Hint: Here, we will proceed by using the scale and protractor to draw the rectangle ABCD and the angle bisectors of $\angle {\text{A}}$ and $\angle {\text{B}}$. Then, we will apply the formula for tangent trigonometric function i.e., $\tan \theta = \dfrac{{{\text{Perpendicular}}}}{{{\text{Base}}}}$ in order to obtain the distance of O from length AB.

Complete step-by-step answer:

For construction of a rectangle ABCD with length AB=CD=6 cm and breadth BC=AD=4 cm.
Draw a straight line having a measure of 6 cm with the help of a scale.
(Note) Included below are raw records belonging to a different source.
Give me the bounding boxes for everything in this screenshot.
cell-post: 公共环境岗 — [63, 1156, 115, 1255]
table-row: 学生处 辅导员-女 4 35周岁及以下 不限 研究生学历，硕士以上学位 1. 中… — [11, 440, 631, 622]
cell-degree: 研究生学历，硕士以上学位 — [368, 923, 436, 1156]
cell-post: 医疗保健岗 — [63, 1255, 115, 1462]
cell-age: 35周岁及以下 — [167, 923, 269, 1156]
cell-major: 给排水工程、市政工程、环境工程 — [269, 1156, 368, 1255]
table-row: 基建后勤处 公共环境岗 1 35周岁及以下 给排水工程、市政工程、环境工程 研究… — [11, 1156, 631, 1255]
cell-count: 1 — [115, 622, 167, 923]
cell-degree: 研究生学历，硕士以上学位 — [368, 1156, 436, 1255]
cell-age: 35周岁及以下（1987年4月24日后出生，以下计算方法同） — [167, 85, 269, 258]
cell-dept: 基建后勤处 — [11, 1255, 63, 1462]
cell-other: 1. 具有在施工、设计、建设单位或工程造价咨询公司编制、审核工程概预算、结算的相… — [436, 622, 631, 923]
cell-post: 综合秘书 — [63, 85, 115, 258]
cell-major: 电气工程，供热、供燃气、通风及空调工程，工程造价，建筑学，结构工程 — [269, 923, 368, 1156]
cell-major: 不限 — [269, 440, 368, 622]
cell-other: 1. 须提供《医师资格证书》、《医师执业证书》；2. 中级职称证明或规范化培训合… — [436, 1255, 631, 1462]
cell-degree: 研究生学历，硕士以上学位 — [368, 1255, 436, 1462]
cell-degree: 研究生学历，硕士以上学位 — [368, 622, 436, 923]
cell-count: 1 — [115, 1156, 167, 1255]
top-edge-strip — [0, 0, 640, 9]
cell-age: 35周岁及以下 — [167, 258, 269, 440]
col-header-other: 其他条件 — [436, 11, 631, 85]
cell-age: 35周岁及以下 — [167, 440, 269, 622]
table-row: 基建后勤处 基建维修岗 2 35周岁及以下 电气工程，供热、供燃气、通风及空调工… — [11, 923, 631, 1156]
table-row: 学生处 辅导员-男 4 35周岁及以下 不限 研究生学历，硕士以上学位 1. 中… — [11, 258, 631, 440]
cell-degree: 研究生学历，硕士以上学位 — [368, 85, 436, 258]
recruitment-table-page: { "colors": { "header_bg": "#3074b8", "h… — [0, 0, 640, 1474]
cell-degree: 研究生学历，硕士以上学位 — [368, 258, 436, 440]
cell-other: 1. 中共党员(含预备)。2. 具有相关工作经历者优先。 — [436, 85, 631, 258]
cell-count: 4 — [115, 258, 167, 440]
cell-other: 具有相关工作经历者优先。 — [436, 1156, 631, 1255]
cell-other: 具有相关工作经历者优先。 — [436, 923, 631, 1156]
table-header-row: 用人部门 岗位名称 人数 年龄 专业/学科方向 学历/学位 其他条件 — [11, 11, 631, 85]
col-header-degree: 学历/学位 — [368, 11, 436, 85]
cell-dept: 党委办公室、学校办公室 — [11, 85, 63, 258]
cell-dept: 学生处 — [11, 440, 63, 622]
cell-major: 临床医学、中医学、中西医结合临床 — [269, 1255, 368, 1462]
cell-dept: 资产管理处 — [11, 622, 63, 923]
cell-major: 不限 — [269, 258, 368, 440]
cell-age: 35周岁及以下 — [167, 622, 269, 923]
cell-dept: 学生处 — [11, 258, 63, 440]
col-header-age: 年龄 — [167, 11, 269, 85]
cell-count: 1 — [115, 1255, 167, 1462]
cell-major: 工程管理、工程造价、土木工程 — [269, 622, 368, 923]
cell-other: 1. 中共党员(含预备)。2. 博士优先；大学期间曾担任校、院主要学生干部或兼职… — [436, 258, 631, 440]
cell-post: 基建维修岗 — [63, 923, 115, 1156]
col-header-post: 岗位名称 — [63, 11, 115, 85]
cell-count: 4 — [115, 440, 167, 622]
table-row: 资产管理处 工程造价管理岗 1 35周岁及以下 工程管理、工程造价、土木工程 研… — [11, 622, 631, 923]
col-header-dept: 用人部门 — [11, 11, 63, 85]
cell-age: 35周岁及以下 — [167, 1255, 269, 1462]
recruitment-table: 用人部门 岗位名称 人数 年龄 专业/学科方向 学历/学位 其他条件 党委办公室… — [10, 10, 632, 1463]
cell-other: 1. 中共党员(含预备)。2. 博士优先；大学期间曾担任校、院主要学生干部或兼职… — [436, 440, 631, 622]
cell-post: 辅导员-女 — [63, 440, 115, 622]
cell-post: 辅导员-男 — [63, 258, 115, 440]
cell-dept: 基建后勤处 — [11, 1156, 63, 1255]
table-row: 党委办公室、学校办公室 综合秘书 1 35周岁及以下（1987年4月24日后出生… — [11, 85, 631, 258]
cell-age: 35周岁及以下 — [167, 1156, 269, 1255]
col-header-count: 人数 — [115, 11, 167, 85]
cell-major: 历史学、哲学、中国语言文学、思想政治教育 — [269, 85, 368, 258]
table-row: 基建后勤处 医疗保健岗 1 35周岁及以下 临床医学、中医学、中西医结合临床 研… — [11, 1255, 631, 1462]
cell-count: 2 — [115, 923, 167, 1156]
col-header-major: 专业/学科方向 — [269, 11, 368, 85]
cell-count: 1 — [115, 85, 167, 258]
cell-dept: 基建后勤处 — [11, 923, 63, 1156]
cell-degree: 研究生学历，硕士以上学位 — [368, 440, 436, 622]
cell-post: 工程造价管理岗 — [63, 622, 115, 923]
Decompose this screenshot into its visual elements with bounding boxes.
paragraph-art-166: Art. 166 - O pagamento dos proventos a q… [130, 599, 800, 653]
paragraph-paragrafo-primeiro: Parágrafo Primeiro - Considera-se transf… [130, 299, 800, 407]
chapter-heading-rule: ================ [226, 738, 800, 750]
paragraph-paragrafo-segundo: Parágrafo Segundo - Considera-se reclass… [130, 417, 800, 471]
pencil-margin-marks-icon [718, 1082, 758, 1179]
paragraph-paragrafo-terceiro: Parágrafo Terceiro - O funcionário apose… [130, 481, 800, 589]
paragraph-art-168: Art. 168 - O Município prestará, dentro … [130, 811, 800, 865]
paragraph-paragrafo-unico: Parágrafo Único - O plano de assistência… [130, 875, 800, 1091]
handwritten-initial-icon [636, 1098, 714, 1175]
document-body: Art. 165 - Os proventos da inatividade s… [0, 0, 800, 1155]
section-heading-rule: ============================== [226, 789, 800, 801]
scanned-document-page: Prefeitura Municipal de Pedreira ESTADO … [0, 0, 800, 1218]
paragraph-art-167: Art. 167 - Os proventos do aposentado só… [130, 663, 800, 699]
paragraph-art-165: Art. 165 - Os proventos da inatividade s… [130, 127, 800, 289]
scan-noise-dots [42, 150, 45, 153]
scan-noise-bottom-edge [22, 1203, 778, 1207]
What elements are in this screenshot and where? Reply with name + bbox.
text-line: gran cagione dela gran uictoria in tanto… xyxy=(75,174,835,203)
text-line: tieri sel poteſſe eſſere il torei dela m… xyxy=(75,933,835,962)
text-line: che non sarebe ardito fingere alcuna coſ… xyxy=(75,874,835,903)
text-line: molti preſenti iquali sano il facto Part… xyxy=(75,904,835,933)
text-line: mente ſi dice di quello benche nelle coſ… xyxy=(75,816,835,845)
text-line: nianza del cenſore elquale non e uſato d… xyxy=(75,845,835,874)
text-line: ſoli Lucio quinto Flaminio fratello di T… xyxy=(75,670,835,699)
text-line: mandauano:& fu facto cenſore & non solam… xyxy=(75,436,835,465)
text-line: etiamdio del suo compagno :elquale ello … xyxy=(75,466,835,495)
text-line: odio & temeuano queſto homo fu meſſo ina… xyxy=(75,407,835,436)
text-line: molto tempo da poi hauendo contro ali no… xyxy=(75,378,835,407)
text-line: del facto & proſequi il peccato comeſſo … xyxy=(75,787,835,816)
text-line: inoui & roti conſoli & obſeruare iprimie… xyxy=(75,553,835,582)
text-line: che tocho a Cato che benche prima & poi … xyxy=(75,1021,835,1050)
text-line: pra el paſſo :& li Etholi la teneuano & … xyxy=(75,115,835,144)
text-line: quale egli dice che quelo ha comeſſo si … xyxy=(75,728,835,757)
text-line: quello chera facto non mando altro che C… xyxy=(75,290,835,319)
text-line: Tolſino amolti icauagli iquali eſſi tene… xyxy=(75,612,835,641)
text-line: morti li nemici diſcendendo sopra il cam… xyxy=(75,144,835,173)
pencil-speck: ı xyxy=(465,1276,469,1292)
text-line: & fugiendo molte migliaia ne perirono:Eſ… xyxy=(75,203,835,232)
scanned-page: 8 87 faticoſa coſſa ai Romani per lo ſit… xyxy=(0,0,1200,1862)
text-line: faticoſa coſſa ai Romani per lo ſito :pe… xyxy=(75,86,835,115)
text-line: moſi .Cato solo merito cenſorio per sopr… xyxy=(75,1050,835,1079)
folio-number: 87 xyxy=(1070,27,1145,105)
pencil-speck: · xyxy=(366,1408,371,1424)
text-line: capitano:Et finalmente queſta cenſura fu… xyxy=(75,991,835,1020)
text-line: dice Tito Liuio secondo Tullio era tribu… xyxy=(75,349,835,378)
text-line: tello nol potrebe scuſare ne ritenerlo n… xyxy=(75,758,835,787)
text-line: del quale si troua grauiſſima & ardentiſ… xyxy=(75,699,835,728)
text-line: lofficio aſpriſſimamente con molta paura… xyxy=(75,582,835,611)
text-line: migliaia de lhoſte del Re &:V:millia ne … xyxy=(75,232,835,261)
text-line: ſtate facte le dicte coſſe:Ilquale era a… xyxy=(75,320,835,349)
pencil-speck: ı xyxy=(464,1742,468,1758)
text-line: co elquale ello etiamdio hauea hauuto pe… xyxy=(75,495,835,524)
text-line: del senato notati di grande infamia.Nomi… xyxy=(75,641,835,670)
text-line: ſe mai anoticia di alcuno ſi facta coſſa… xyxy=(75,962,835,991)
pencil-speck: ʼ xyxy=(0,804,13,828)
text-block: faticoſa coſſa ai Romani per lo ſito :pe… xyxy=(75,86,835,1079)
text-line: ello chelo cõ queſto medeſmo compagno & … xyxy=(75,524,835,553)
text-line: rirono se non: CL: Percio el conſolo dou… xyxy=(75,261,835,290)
Mark the end points of this drawn line as A and B. Since, we know that all the interior angles of any rectangle is equal to ${90^0}$.
So, we will draw two perpendiculars using protectors at the ends A and B such that the length of these drawn perpendiculars is equal to 4 cm. Now, mark these other ends of the perpendiculars (apart from the ends marked as A and B) as D and C respectively such that the perpendicular drawn from point A is AD and that drawn from point B is BC each having a measure of 4 cm. Now, join the end points by drawing a straight line from point D to point C. Now, this ABCD is a rectangle having length AB=CD=6 cm and breadth BC=AD=4 cm.
For construction of angle bisectors of angles $\angle {\text{A}}$ and $\angle {\text{B}}$
Since, we know that the angle bisector of any angle divides that angle equally. So, the angle bisector of angle $\angle {\text{A}}$ which is equal to ${90^0}$ divides this angle into two equal angles which are each equal to ${45^0}$ and the angle bisector of angle $\angle {\text{B}}$ which is also equal to ${90^0}$ divides this angle into two equal angles which are each equal to ${45^0}$.
Here, we will draw two lines from the vertices A and B which are ${45^0}$ inclined to the length AB using a protector and mark the point where these two lines are intersecting as point O. So, AO and BO are the required two angle bisectors of $\angle {\text{A}}$ and $\angle {\text{B}}$.
Now, let us take point P as the midpoint of line AB i.e., AP=PB=$\dfrac{{{\text{AB}}}}{2} = \dfrac{6}{2}$=3 cm.
As we know that in any right angled triangle, $\tan \theta = \dfrac{{{\text{Perpendicular}}}}{{{\text{Base}}}}$
In right angled triangle AOP, we can write
$
  \tan {45^0} = \dfrac{{{\text{OP}}}}{{{\text{AP}}}} = \dfrac{{{\text{OP}}}}{3} \\
   \Rightarrow {\text{OP}} = 3\tan {45^0} \\
 $
According to trigonometric table, $\tan {45^0} = 1$
$ \Rightarrow {\text{OP}} = 3 \times 1 = 3$ cm
Therefore, the distance of point O from length AB is OP which is equal to 3 cm.
Hence, option A is correct.

Note: In this particular problem, we have taken point P and constructed the line segment OP just to make a right angled triangle (i.e., right angled triangle AOP) so that we can evaluate the value of OP. Also, in any right angled triangle the side opposite to the right angle is hypotenuse, the side opposite to the considered angle (here it is angle ${45^0}$) and the remaining side is base.